Il est vrai qu’elle l’aime avant cela, et qu’elle lui sauve la vie avant de savoir qu’il peut avoir une valeur pratique pour elle ; mais une fois qu’elle apprend qu’il peut être sa voie royale (pour ainsi dire) vers le souldom (pour utiliser un mot… ou peut-être » l’âme » ?), elle semble se concentrer sur cela, plutôt que sur le bonheur qu’elle connaîtra nécessairement avec le prince tant qu’elle sera encore en vie, une fois qu’elle aura rejoint le monde des humains.
Alors, en tenant compte de tout cela, que signifie réellement l’histoire de la petite sirène ? Devons-nous analyser » La petite sirène » comme un conte sur l’amour, ou sur l’immortalité, ou sur l’altruisme, ou sur la religion (la petite sirène veut » vivre » pour toujours par quelque moyen spirituel ou surnaturel) ?
Ou faut-il proposer une interprétation féministe du conte, qui voit le prix que les jeunes femmes paient pour le mariage et la maternité (la douleur intense au bas du corps que la petite sirène doit subir si elle veut rejoindre le prince) être le mutisme, la douleur physique, la perte d’un exutoire pour ses talents (renoncer à sa voix de chanteuse), et une réduction de sa liberté ? Qu’elle doit laisser derrière elle le monde de sa famille pour se marier au sien ?
L’une des raisons pour lesquelles » La petite sirène » est un conte si riche est qu’il invite ces interprétations et d’autres encore. Il pourrait être réducteur de considérer les actions de la petite sirène comme uniquement motivées par l’amour, d’autant plus qu’elle semble aspirer à » quelque chose de plus « , quelque chose au-delà, et que cela se reflète dès le début de l’histoire lorsque nous apprenons qu’elle était plus calme et réfléchie que ses cinq sœurs, et qu’elle possède une statue d’un beau garçon comme seul ornement dans son jardin personnel. Cela peut être interprété comme un signe qu’elle aspire à l’amour – mais cela reflète également son intérêt pour les humains, et pour le monde humain qui se trouve au-dessus de la surface de l’océan.

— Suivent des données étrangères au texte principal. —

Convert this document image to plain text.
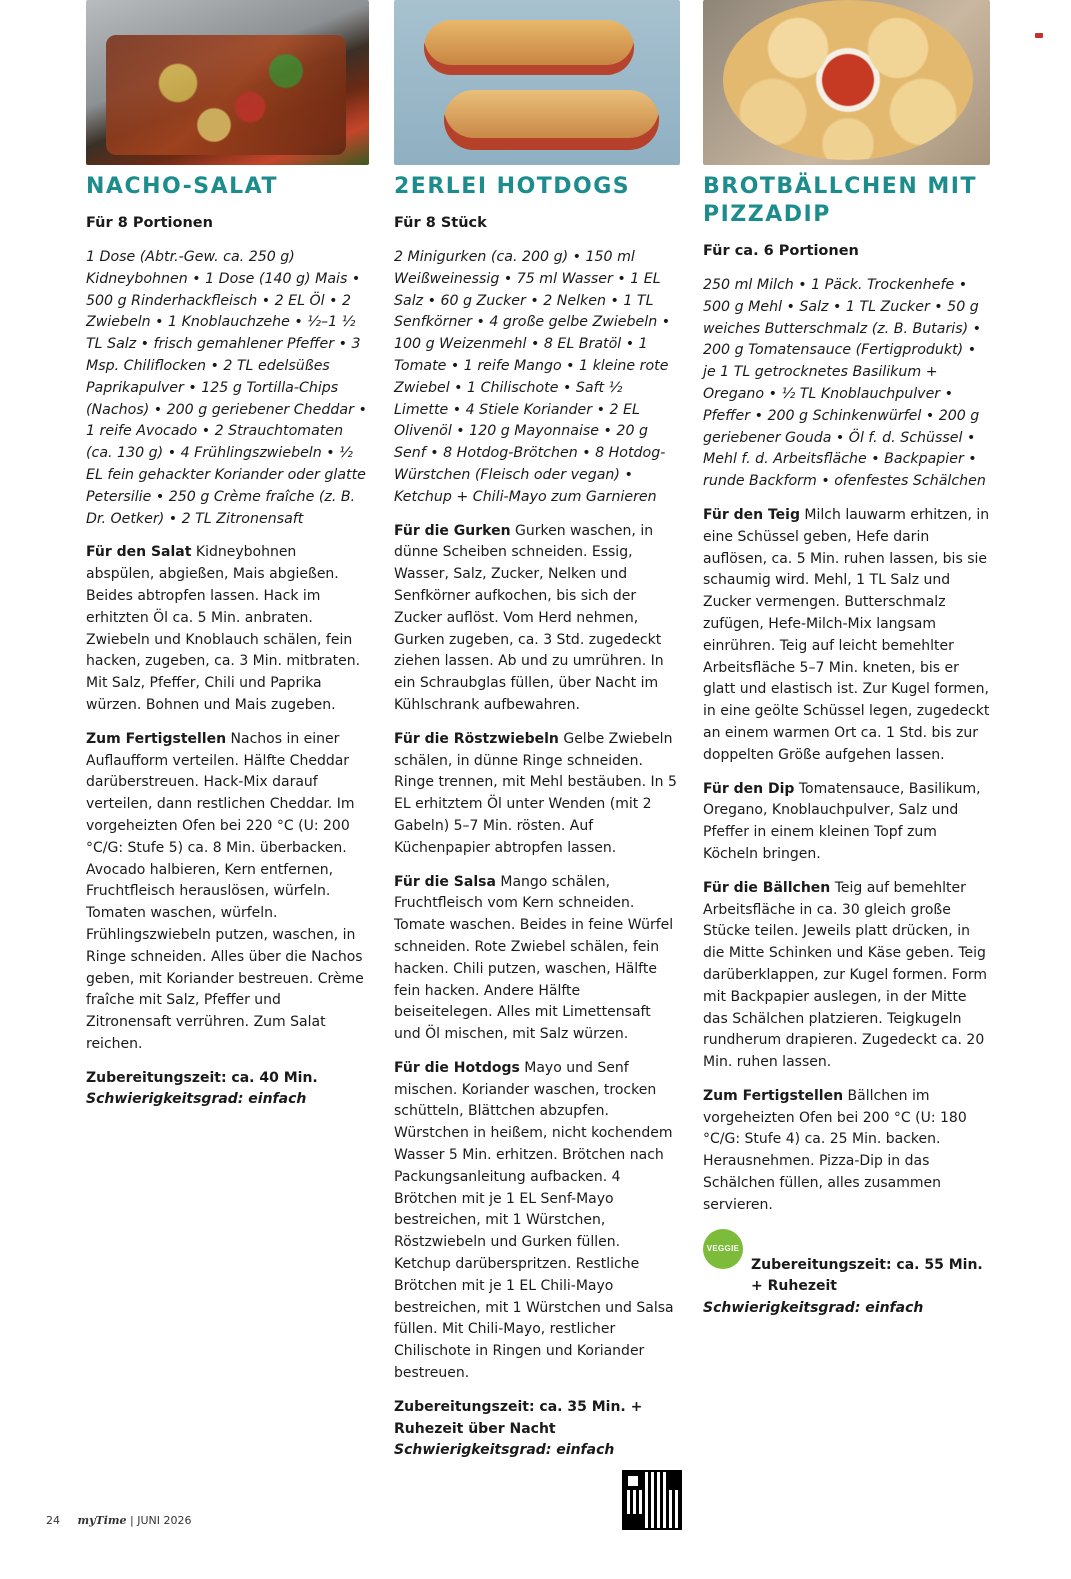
NACHO-SALAT
Für 8 Portionen

1 Dose (Abtr.-Gew. ca. 250 g) Kidneybohnen • 1 Dose (140 g) Mais • 500 g Rinderhackfleisch • 2 EL Öl • 2 Zwiebeln • 1 Knoblauchzehe • ½–1 ½ TL Salz • frisch gemahlener Pfeffer • 3 Msp. Chiliflocken • 2 TL edelsüßes Paprikapulver • 125 g Tortilla-Chips (Nachos) • 200 g geriebener Cheddar • 1 reife Avocado • 2 Strauchtomaten (ca. 130 g) • 4 Frühlingszwiebeln • ½ EL fein gehackter Koriander oder glatte Petersilie • 250 g Crème fraîche (z. B. Dr. Oetker) • 2 TL Zitronensaft

Für den Salat Kidneybohnen abspülen, abgießen, Mais abgießen. Beides abtropfen lassen. Hack im erhitzten Öl ca. 5 Min. anbraten. Zwiebeln und Knoblauch schälen, fein hacken, zugeben, ca. 3 Min. mitbraten. Mit Salz, Pfeffer, Chili und Paprika würzen. Bohnen und Mais zugeben.

Zum Fertigstellen Nachos in einer Auflaufform verteilen. Hälfte Cheddar darüberstreuen. Hack-Mix darauf verteilen, dann restlichen Cheddar. Im vorgeheizten Ofen bei 220 °C (U: 200 °C/G: Stufe 5) ca. 8 Min. überbacken. Avocado halbieren, Kern entfernen, Fruchtfleisch herauslösen, würfeln. Tomaten waschen, würfeln. Frühlingszwiebeln putzen, waschen, in Ringe schneiden. Alles über die Nachos geben, mit Koriander bestreuen. Crème fraîche mit Salz, Pfeffer und Zitronensaft verrühren. Zum Salat reichen.

Zubereitungszeit: ca. 40 Min.
Schwierigkeitsgrad: einfach
2ERLEI HOTDOGS
Für 8 Stück

2 Minigurken (ca. 200 g) • 150 ml Weißweinessig • 75 ml Wasser • 1 EL Salz • 60 g Zucker • 2 Nelken • 1 TL Senfkörner • 4 große gelbe Zwiebeln • 100 g Weizenmehl • 8 EL Bratöl • 1 Tomate • 1 reife Mango • 1 kleine rote Zwiebel • 1 Chilischote • Saft ½ Limette • 4 Stiele Koriander • 2 EL Olivenöl • 120 g Mayonnaise • 20 g Senf • 8 Hotdog-Brötchen • 8 Hotdog-Würstchen (Fleisch oder vegan) • Ketchup + Chili-Mayo zum Garnieren

Für die Gurken Gurken waschen, in dünne Scheiben schneiden. Essig, Wasser, Salz, Zucker, Nelken und Senfkörner aufkochen, bis sich der Zucker auflöst. Vom Herd nehmen, Gurken zugeben, ca. 3 Std. zugedeckt ziehen lassen. Ab und zu umrühren. In ein Schraubglas füllen, über Nacht im Kühlschrank aufbewahren.

Für die Röstzwiebeln Gelbe Zwiebeln schälen, in dünne Ringe schneiden. Ringe trennen, mit Mehl bestäuben. In 5 EL erhitztem Öl unter Wenden (mit 2 Gabeln) 5–7 Min. rösten. Auf Küchenpapier abtropfen lassen.

Für die Salsa Mango schälen, Fruchtfleisch vom Kern schneiden. Tomate waschen. Beides in feine Würfel schneiden. Rote Zwiebel schälen, fein hacken. Chili putzen, waschen, Hälfte fein hacken. Andere Hälfte beiseitelegen. Alles mit Limettensaft und Öl mischen, mit Salz würzen.

Für die Hotdogs Mayo und Senf mischen. Koriander waschen, trocken schütteln, Blättchen abzupfen. Würstchen in heißem, nicht kochendem Wasser 5 Min. erhitzen. Brötchen nach Packungsanleitung aufbacken. 4 Brötchen mit je 1 EL Senf-Mayo bestreichen, mit 1 Würstchen, Röstzwiebeln und Gurken füllen. Ketchup darüberspritzen. Restliche Brötchen mit je 1 EL Chili-Mayo bestreichen, mit 1 Würstchen und Salsa füllen. Mit Chili-Mayo, restlicher Chilischote in Ringen und Koriander bestreuen.

Zubereitungszeit: ca. 35 Min. + Ruhezeit über Nacht
Schwierigkeitsgrad: einfach
BROTBÄLLCHEN MIT PIZZADIP
Für ca. 6 Portionen

250 ml Milch • 1 Päck. Trockenhefe • 500 g Mehl • Salz • 1 TL Zucker • 50 g weiches Butterschmalz (z. B. Butaris) • 200 g Tomatensauce (Fertigprodukt) • je 1 TL getrocknetes Basilikum + Oregano • ½ TL Knoblauchpulver • Pfeffer • 200 g Schinkenwürfel • 200 g geriebener Gouda • Öl f. d. Schüssel • Mehl f. d. Arbeitsfläche • Backpapier • runde Backform • ofenfestes Schälchen

Für den Teig Milch lauwarm erhitzen, in eine Schüssel geben, Hefe darin auflösen, ca. 5 Min. ruhen lassen, bis sie schaumig wird. Mehl, 1 TL Salz und Zucker vermengen. Butterschmalz zufügen, Hefe-Milch-Mix langsam einrühren. Teig auf leicht bemehlter Arbeitsfläche 5–7 Min. kneten, bis er glatt und elastisch ist. Zur Kugel formen, in eine geölte Schüssel legen, zugedeckt an einem warmen Ort ca. 1 Std. bis zur doppelten Größe aufgehen lassen.

Für den Dip Tomatensauce, Basilikum, Oregano, Knoblauchpulver, Salz und Pfeffer in einem kleinen Topf zum Köcheln bringen.

Für die Bällchen Teig auf bemehlter Arbeitsfläche in ca. 30 gleich große Stücke teilen. Jeweils platt drücken, in die Mitte Schinken und Käse geben. Teig darüberklappen, zur Kugel formen. Form mit Backpapier auslegen, in der Mitte das Schälchen platzieren. Teigkugeln rundherum drapieren. Zugedeckt ca. 20 Min. ruhen lassen.

Zum Fertigstellen Bällchen im vorgeheizten Ofen bei 200 °C (U: 180 °C/G: Stufe 4) ca. 25 Min. backen. Herausnehmen. Pizza-Dip in das Schälchen füllen, alles zusammen servieren.

VEGGIE
Zubereitungszeit: ca. 55 Min. + Ruhezeit
Schwierigkeitsgrad: einfach
24 myTime | JUNI 2026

En dernière analyse, nous devrions donc éviter les interprétations réductrices de l’histoire car » La petite sirène » est cette chose rare et vraie : un texte qui contient de nombreuses significations différentes sous ses symboles et ses détails d’intrigue. C’est plus qu’une histoire d’amour, pas seulement une tragédie, plus qu’une fantaisie, plus même qu’un ‘simple’ conte de fées.
L’auteur de cet article, le Dr Oliver Tearle, est critique littéraire et maître de conférences en anglais à l’université de Loughborough. Il est l’auteur, entre autres, de The Secret Library : A Book-Lovers’ Journey Through Curiosities of History et The Great War, The Waste Land and the Modernist Long Poem.